Yirmi beşi aldım. Cevap vermeden yoluma devam etmek istedim. Birden bütün neşemin bir camın kırılışı kadar ses ve şıngırtı çıkararak düşüp kırıldığını gördüm.
Yirmi beşi aldım. Cevap vermeden yoluma devam etmek istedim. Birden bütün neşemin bir camın kırılışı kadar ses ve şıngırtı çıkararak düşüp kırıldığını gördüm.
Ayakucuma düşüp kırılan neşemi gözlerimle topladım.
Ters yüzüne evime dönüp odama kavuştum. Dört duvar, bir pencere, bir valiz içinde birkaç kitap ve bir demir karyola… Hasılı mukaddes bir hapishane olan odamda, düşünmeden, hatta okumadan gezindim durdum.

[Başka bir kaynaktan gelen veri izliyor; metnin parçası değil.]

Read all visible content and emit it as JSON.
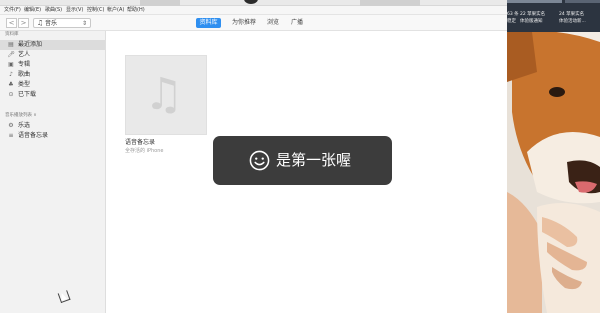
{
  "menubar": {
    "items": [
      "文件(F)",
      "编辑(E)",
      "歌曲(S)",
      "显示(V)",
      "控制(C)",
      "帐户(A)",
      "帮助(H)"
    ]
  },
  "navbar": {
    "back": "<",
    "forward": ">",
    "media": "音乐",
    "tabs": [
      "资料库",
      "为你推荐",
      "浏览",
      "广播"
    ],
    "active_tab": "资料库"
  },
  "sidebar": {
    "library_header": "资料库",
    "library_items": [
      {
        "label": "最近添加",
        "icon": "recently-added-icon",
        "selected": true
      },
      {
        "label": "艺人",
        "icon": "microphone-icon"
      },
      {
        "label": "专辑",
        "icon": "album-icon"
      },
      {
        "label": "歌曲",
        "icon": "note-icon"
      },
      {
        "label": "类型",
        "icon": "genre-icon"
      },
      {
        "label": "已下载",
        "icon": "download-icon"
      }
    ],
    "playlists_header": "音乐播放列表 ∨",
    "playlist_items": [
      {
        "label": "乐选",
        "icon": "gear-icon"
      },
      {
        "label": "语音备忘录",
        "icon": "playlist-icon"
      }
    ]
  },
  "main": {
    "album_title": "语音备忘录",
    "album_subtitle": "全存活的 iPhone"
  },
  "toast": {
    "message": "是第一张喔"
  },
  "desktop": {
    "labels": [
      "63 条",
      "22 苹果实名",
      "24 苹果实名"
    ],
    "sub_labels": [
      "稳定",
      "体验版通知",
      "体验活动新..."
    ]
  },
  "colors": {
    "accent": "#2f8ff0",
    "toast_bg": "#2d2d2d"
  }
}
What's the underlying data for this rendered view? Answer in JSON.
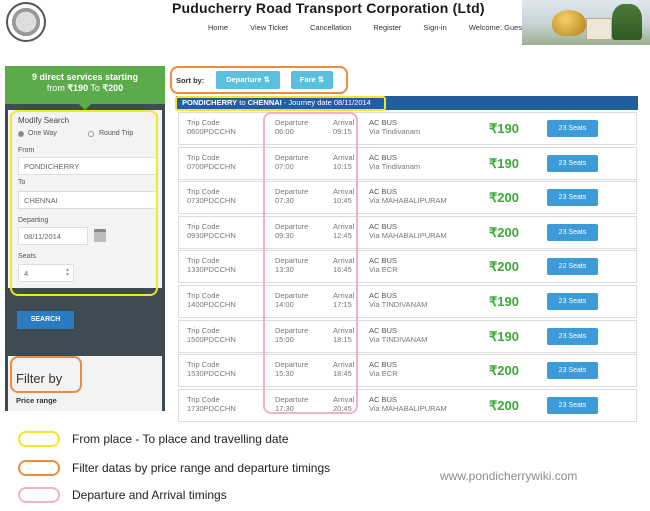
{
  "header": {
    "title": "Puducherry Road Transport Corporation (Ltd)",
    "nav": [
      "Home",
      "View Ticket",
      "Cancellation",
      "Register",
      "Sign-in",
      "Welcome: Guest"
    ]
  },
  "sidebar": {
    "promo_line1": "9 direct services starting",
    "promo_line2_prefix": "from ",
    "promo_from_price": "₹190",
    "promo_to": " To ",
    "promo_to_price": "₹200",
    "modify_search": "Modify Search",
    "one_way": "One Way",
    "round_trip": "Round Trip",
    "from_label": "From",
    "from_value": "PONDICHERRY",
    "to_label": "To",
    "to_value": "CHENNAI",
    "departing_label": "Departing",
    "departing_value": "08/11/2014",
    "seats_label": "Seats",
    "seats_value": "4",
    "search_button": "SEARCH",
    "filter_title": "Filter by",
    "price_range": "Price range"
  },
  "results": {
    "sort_by": "Sort by:",
    "sort_departure": "Departure ⇅",
    "sort_fare": "Fare ⇅",
    "journey_from": "PONDICHERRY",
    "journey_to_word": " to ",
    "journey_to": "CHENNAI",
    "journey_date": " - Journey date 08/11/2014",
    "col_trip": "Trip Code",
    "col_departure": "Departure",
    "col_arrival": "Arrival",
    "rows": [
      {
        "code": "0600PDCCHN",
        "dep": "06:00",
        "arr": "09:15",
        "bus": "AC BUS",
        "via": "Via Tindivanam",
        "price": "₹190",
        "seats": "23 Seats"
      },
      {
        "code": "0700PDCCHN",
        "dep": "07:00",
        "arr": "10:15",
        "bus": "AC BUS",
        "via": "Via Tindivanam",
        "price": "₹190",
        "seats": "23 Seats"
      },
      {
        "code": "0730PDCCHN",
        "dep": "07:30",
        "arr": "10:45",
        "bus": "AC BUS",
        "via": "Via MAHABALIPURAM",
        "price": "₹200",
        "seats": "23 Seats"
      },
      {
        "code": "0930PDCCHN",
        "dep": "09:30",
        "arr": "12:45",
        "bus": "AC BUS",
        "via": "Via MAHABALIPURAM",
        "price": "₹200",
        "seats": "23 Seats"
      },
      {
        "code": "1330PDCCHN",
        "dep": "13:30",
        "arr": "16:45",
        "bus": "AC BUS",
        "via": "Via ECR",
        "price": "₹200",
        "seats": "22 Seats"
      },
      {
        "code": "1400PDCCHN",
        "dep": "14:00",
        "arr": "17:15",
        "bus": "AC BUS",
        "via": "Via TINDIVANAM",
        "price": "₹190",
        "seats": "23 Seats"
      },
      {
        "code": "1500PDCCHN",
        "dep": "15:00",
        "arr": "18:15",
        "bus": "AC BUS",
        "via": "Via TINDIVANAM",
        "price": "₹190",
        "seats": "23 Seats"
      },
      {
        "code": "1530PDCCHN",
        "dep": "15:30",
        "arr": "18:45",
        "bus": "AC BUS",
        "via": "Via ECR",
        "price": "₹200",
        "seats": "23 Seats"
      },
      {
        "code": "1730PDCCHN",
        "dep": "17:30",
        "arr": "20:45",
        "bus": "AC BUS",
        "via": "Via MAHABALIPURAM",
        "price": "₹200",
        "seats": "23 Seats"
      }
    ]
  },
  "legend": [
    {
      "text": "From place - To place and travelling date",
      "color": "#f3e52a"
    },
    {
      "text": "Filter datas by price range and departure timings",
      "color": "#f08a3c"
    },
    {
      "text": "Departure and Arrival timings",
      "color": "#f3b0cd"
    }
  ],
  "watermark": "www.pondicherrywiki.com",
  "colors": {
    "accent": "#5cab4b",
    "brand_blue": "#1f5f9e",
    "price_green": "#3aa93a",
    "seats_blue": "#3d9bd8"
  }
}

Düşünmeye başladığım zaman, nasıl filmlerde bazı kırılan otomobillerin aksamı tekrar birbiriyle süratle buluşup birleşirlerse, benim de içimde kırılan şey, öyle birleşti. Tekrar neşemi bulmuştum, insanları sevmek arzusuyla sokağa çıktım.

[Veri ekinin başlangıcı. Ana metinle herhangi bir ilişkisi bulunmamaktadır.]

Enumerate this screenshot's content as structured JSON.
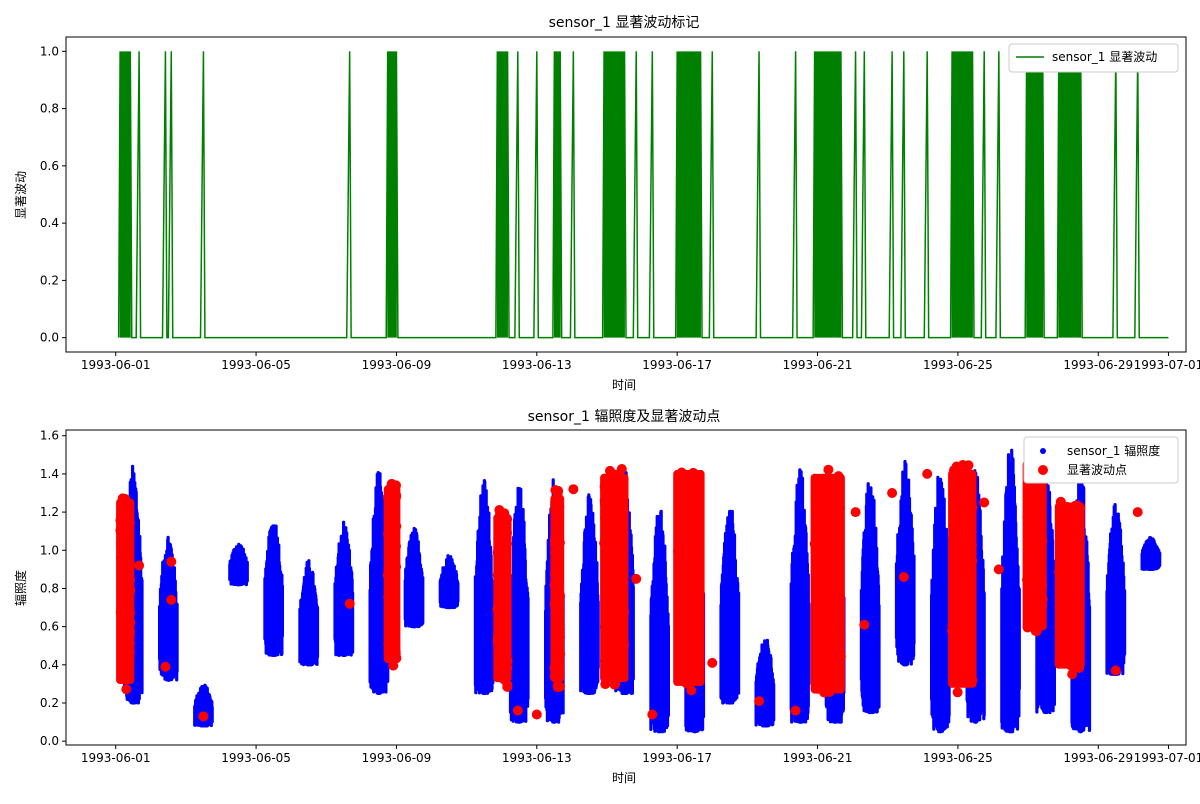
{
  "chart_data": [
    {
      "type": "line",
      "title": "sensor_1 显著波动标记",
      "xlabel": "时间",
      "ylabel": "显著波动",
      "xlim": [
        "1993-05-30T14:00",
        "1993-07-01T12:00"
      ],
      "ylim": [
        -0.05,
        1.05
      ],
      "x_ticks": [
        "1993-06-01",
        "1993-06-05",
        "1993-06-09",
        "1993-06-13",
        "1993-06-17",
        "1993-06-21",
        "1993-06-25",
        "1993-06-29",
        "1993-07-01"
      ],
      "y_ticks": [
        "0.0",
        "0.2",
        "0.4",
        "0.6",
        "0.8",
        "1.0"
      ],
      "legend_position": "top-right",
      "grid": false,
      "series": [
        {
          "name": "sensor_1 显著波动",
          "color": "#008000",
          "dense_bursts": [
            [
              "1993-06-01T03:00",
              "1993-06-01T10:00"
            ],
            [
              "1993-06-08T18:00",
              "1993-06-09T00:00"
            ],
            [
              "1993-06-11T21:00",
              "1993-06-12T04:00"
            ],
            [
              "1993-06-13T12:00",
              "1993-06-13T16:00"
            ],
            [
              "1993-06-14T22:00",
              "1993-06-15T12:00"
            ],
            [
              "1993-06-17T00:00",
              "1993-06-17T16:00"
            ],
            [
              "1993-06-20T22:00",
              "1993-06-21T16:00"
            ],
            [
              "1993-06-24T20:00",
              "1993-06-25T10:00"
            ],
            [
              "1993-06-26T23:00",
              "1993-06-27T10:00"
            ],
            [
              "1993-06-27T21:00",
              "1993-06-28T12:00"
            ]
          ],
          "spikes": [
            "1993-06-01T16:00",
            "1993-06-02T10:00",
            "1993-06-02T14:00",
            "1993-06-03T12:00",
            "1993-06-07T16:00",
            "1993-06-12T11:00",
            "1993-06-13T00:00",
            "1993-06-14T01:00",
            "1993-06-15T20:00",
            "1993-06-16T07:00",
            "1993-06-18T00:00",
            "1993-06-19T08:00",
            "1993-06-20T09:00",
            "1993-06-22T02:00",
            "1993-06-22T08:00",
            "1993-06-23T03:00",
            "1993-06-23T11:00",
            "1993-06-24T03:00",
            "1993-06-25T18:00",
            "1993-06-26T04:00",
            "1993-06-29T12:00",
            "1993-06-30T03:00"
          ]
        }
      ]
    },
    {
      "type": "scatter",
      "title": "sensor_1 辐照度及显著波动点",
      "xlabel": "时间",
      "ylabel": "辐照度",
      "xlim": [
        "1993-05-30T14:00",
        "1993-07-01T12:00"
      ],
      "ylim": [
        -0.02,
        1.63
      ],
      "x_ticks": [
        "1993-06-01",
        "1993-06-05",
        "1993-06-09",
        "1993-06-13",
        "1993-06-17",
        "1993-06-21",
        "1993-06-25",
        "1993-06-29",
        "1993-07-01"
      ],
      "y_ticks": [
        "0.0",
        "0.2",
        "0.4",
        "0.6",
        "0.8",
        "1.0",
        "1.2",
        "1.4",
        "1.6"
      ],
      "legend_position": "top-right",
      "grid": false,
      "series": [
        {
          "name": "sensor_1 辐照度",
          "color": "#0000ff",
          "daily_ranges": [
            {
              "day": "1993-06-01",
              "min": 0.2,
              "max": 1.45
            },
            {
              "day": "1993-06-02",
              "min": 0.32,
              "max": 1.1
            },
            {
              "day": "1993-06-03",
              "min": 0.08,
              "max": 0.3
            },
            {
              "day": "1993-06-04",
              "min": 0.82,
              "max": 1.04
            },
            {
              "day": "1993-06-05",
              "min": 0.45,
              "max": 1.18
            },
            {
              "day": "1993-06-06",
              "min": 0.4,
              "max": 0.95
            },
            {
              "day": "1993-06-07",
              "min": 0.45,
              "max": 1.16
            },
            {
              "day": "1993-06-08",
              "min": 0.25,
              "max": 1.42
            },
            {
              "day": "1993-06-09",
              "min": 0.6,
              "max": 1.12
            },
            {
              "day": "1993-06-10",
              "min": 0.7,
              "max": 0.98
            },
            {
              "day": "1993-06-11",
              "min": 0.25,
              "max": 1.38
            },
            {
              "day": "1993-06-12",
              "min": 0.1,
              "max": 1.35
            },
            {
              "day": "1993-06-13",
              "min": 0.1,
              "max": 1.4
            },
            {
              "day": "1993-06-14",
              "min": 0.25,
              "max": 1.3
            },
            {
              "day": "1993-06-15",
              "min": 0.25,
              "max": 1.44
            },
            {
              "day": "1993-06-16",
              "min": 0.05,
              "max": 1.25
            },
            {
              "day": "1993-06-17",
              "min": 0.05,
              "max": 1.45
            },
            {
              "day": "1993-06-18",
              "min": 0.2,
              "max": 1.25
            },
            {
              "day": "1993-06-19",
              "min": 0.08,
              "max": 0.55
            },
            {
              "day": "1993-06-20",
              "min": 0.1,
              "max": 1.45
            },
            {
              "day": "1993-06-21",
              "min": 0.1,
              "max": 1.35
            },
            {
              "day": "1993-06-22",
              "min": 0.15,
              "max": 1.4
            },
            {
              "day": "1993-06-23",
              "min": 0.4,
              "max": 1.47
            },
            {
              "day": "1993-06-24",
              "min": 0.05,
              "max": 1.45
            },
            {
              "day": "1993-06-25",
              "min": 0.1,
              "max": 1.45
            },
            {
              "day": "1993-06-26",
              "min": 0.05,
              "max": 1.55
            },
            {
              "day": "1993-06-27",
              "min": 0.15,
              "max": 1.5
            },
            {
              "day": "1993-06-28",
              "min": 0.05,
              "max": 1.42
            },
            {
              "day": "1993-06-29",
              "min": 0.35,
              "max": 1.25
            },
            {
              "day": "1993-06-30",
              "min": 0.9,
              "max": 1.07
            }
          ]
        },
        {
          "name": "显著波动点",
          "color": "#ff0000",
          "clusters": [
            {
              "start": "1993-06-01T03:00",
              "end": "1993-06-01T10:00",
              "min": 0.27,
              "max": 1.3
            },
            {
              "start": "1993-06-08T18:00",
              "end": "1993-06-09T00:00",
              "min": 0.38,
              "max": 1.37
            },
            {
              "start": "1993-06-11T21:00",
              "end": "1993-06-12T04:00",
              "min": 0.28,
              "max": 1.22
            },
            {
              "start": "1993-06-13T12:00",
              "end": "1993-06-13T16:00",
              "min": 0.28,
              "max": 1.32
            },
            {
              "start": "1993-06-14T22:00",
              "end": "1993-06-15T12:00",
              "min": 0.28,
              "max": 1.43
            },
            {
              "start": "1993-06-17T00:00",
              "end": "1993-06-17T16:00",
              "min": 0.26,
              "max": 1.45
            },
            {
              "start": "1993-06-20T22:00",
              "end": "1993-06-21T16:00",
              "min": 0.22,
              "max": 1.43
            },
            {
              "start": "1993-06-24T20:00",
              "end": "1993-06-25T10:00",
              "min": 0.25,
              "max": 1.45
            },
            {
              "start": "1993-06-26T23:00",
              "end": "1993-06-27T10:00",
              "min": 0.55,
              "max": 1.5
            },
            {
              "start": "1993-06-27T21:00",
              "end": "1993-06-28T12:00",
              "min": 0.35,
              "max": 1.28
            }
          ],
          "points": [
            {
              "x": "1993-06-01T16:00",
              "y": 0.92
            },
            {
              "x": "1993-06-02T10:00",
              "y": 0.39
            },
            {
              "x": "1993-06-02T14:00",
              "y": 0.74
            },
            {
              "x": "1993-06-02T14:00",
              "y": 0.94
            },
            {
              "x": "1993-06-03T12:00",
              "y": 0.13
            },
            {
              "x": "1993-06-07T16:00",
              "y": 0.72
            },
            {
              "x": "1993-06-12T11:00",
              "y": 0.16
            },
            {
              "x": "1993-06-13T00:00",
              "y": 0.14
            },
            {
              "x": "1993-06-14T01:00",
              "y": 1.32
            },
            {
              "x": "1993-06-15T20:00",
              "y": 0.85
            },
            {
              "x": "1993-06-16T07:00",
              "y": 0.14
            },
            {
              "x": "1993-06-18T00:00",
              "y": 0.41
            },
            {
              "x": "1993-06-19T08:00",
              "y": 0.21
            },
            {
              "x": "1993-06-20T09:00",
              "y": 0.16
            },
            {
              "x": "1993-06-22T02:00",
              "y": 1.2
            },
            {
              "x": "1993-06-22T08:00",
              "y": 0.61
            },
            {
              "x": "1993-06-23T03:00",
              "y": 1.3
            },
            {
              "x": "1993-06-23T11:00",
              "y": 0.86
            },
            {
              "x": "1993-06-24T03:00",
              "y": 1.4
            },
            {
              "x": "1993-06-25T18:00",
              "y": 1.25
            },
            {
              "x": "1993-06-26T04:00",
              "y": 0.9
            },
            {
              "x": "1993-06-29T12:00",
              "y": 0.37
            },
            {
              "x": "1993-06-30T03:00",
              "y": 1.2
            }
          ]
        }
      ]
    }
  ]
}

Akşam oluyordu. Köşe başındaki tütüncüye uğradım. Güneş, satılmamış edebiyat mecmualarının üstündeydi. Tütüncü dükkanındaki edebiyat mecmualarıyla aynı dükkâna vuran akşam ışığı arasında bir nükte, bir hayal yakalayabilmek için bakmaktaydım.
Lirayı tütüncüye vermiştim. Bana uzun bir zaman geçmiş gibi geldiği halde, ne liramın üstü, ne de tütün paketi bana verilmişti. Dükkâncıdan tarafa bakmaya mecbur oldum. Lira burnumun ucunda sallanıyordu.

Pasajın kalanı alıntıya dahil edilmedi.